There are a handful of API's and its a no-brainer to have a more comprehensive documentation of thi system than just this document and the code itself.

Specials Microservice

Breaking out the coupons/specials to a micro-service, which I might like to write in Go, would allow for the gritty details of parsing and 3rd party noise to be extracted from the otherwise straight-forward API layer.

Live prediction

While typing, the CLI could interpret each key-press and produce a real-time response, such as predicting what the user may be typing.

API-side caching

Caching to avoid database calls can be beneficial for data that does not often change, but it can be a pitfall if not executed correctly. There is not very much database access, but we can look at each storage and make a call:

  • Products: The API needs to stay as up-to-date on this as possible, so I would shy away from traditional response caching unless the database was seeing significant traffic. Instead, I might implement E-Tag caching on responses because then at least the client does not have to frequently consume the same data to ensure that it has the most recent data. For those that are not aware, E-Tag caching, unlike response caching which avoids database access, reduces bandwidth usage between the Client and the API by sending a "304 - Not Modified" where appropriate.
  • Carts: Already in a "cache" and not of much concern unless on a highly constrained system
  • Specials: The document store could possibly benefit from a response cache, but, again, this could be a pitfall for the API to have latency between an update to a Special (maybe someone entered the wrong price or product) and when that update takes effect.
  • Gateway: Both Response and E-Tag caching should be applied to present this layer with as many options to decrease load on the services.
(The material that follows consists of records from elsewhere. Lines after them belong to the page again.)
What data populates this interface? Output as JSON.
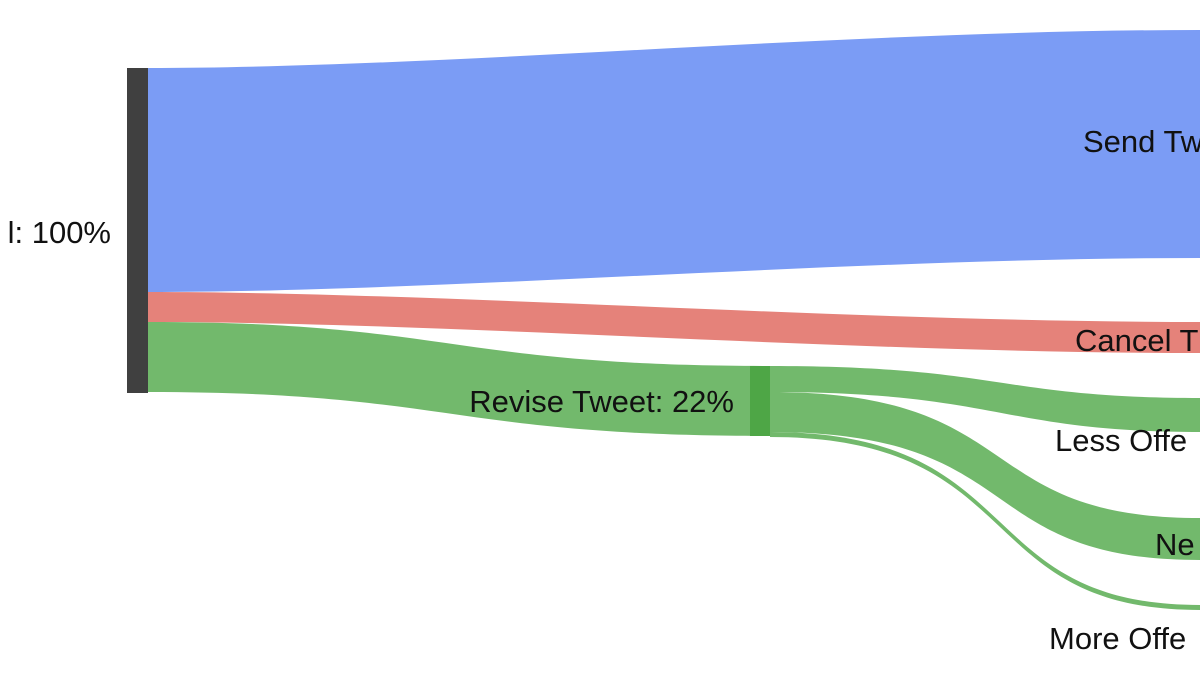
{
  "nodes": {
    "source": {
      "label": "l: 100%",
      "color": "#404040"
    },
    "send": {
      "label": "Send Tw"
    },
    "cancel": {
      "label": "Cancel T"
    },
    "revise": {
      "label": "Revise Tweet: 22%",
      "color": "#4ea646"
    },
    "less_offensive": {
      "label": "Less Offe"
    },
    "neutral": {
      "label": "Ne"
    },
    "more_offensive": {
      "label": "More Offe"
    }
  },
  "flows": {
    "send": {
      "color": "#7b9cf5"
    },
    "cancel": {
      "color": "#e5827a"
    },
    "revise": {
      "color": "#72b96c"
    }
  },
  "chart_data": {
    "type": "sankey",
    "nodes": [
      "l: 100%",
      "Send Tw",
      "Cancel T",
      "Revise Tweet: 22%",
      "Less Offe",
      "Ne",
      "More Offe"
    ],
    "links": [
      {
        "source": "l: 100%",
        "target": "Send Tw",
        "value": 69
      },
      {
        "source": "l: 100%",
        "target": "Cancel T",
        "value": 9
      },
      {
        "source": "l: 100%",
        "target": "Revise Tweet: 22%",
        "value": 22
      },
      {
        "source": "Revise Tweet: 22%",
        "target": "Less Offe",
        "value": 7
      },
      {
        "source": "Revise Tweet: 22%",
        "target": "Ne",
        "value": 14.5
      },
      {
        "source": "Revise Tweet: 22%",
        "target": "More Offe",
        "value": 0.5
      }
    ]
  }
}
To be sure, none of the data in this small example is at the scale to deserve caching, but many large-scale APIs implement it with great rewards.

Container Orchestration

K8s, obviously; The compose for this project is quite large. Naturally, if this project was headed to a stage server, it should be done via a helm script.

Service Base Image

A base image containing several of the requirements on all flask-based services would speed up the initial build of all services. Such libs as Flask, pytest, and requests, are included in all 5 services, except for the client that doesn't use Flask. It doesn't take forever, but its enough to go AFK (which might not be so bad).

Reduce Python Package Dependencies

Arguably, Python culture is one that favors reuse, but with adoption of a package comes binding to the patterns and styles of it. I would like to reduce the dependency on any but the most basic wrappers on 3rd party tech, which I attempted to do but feel there is room for improvement.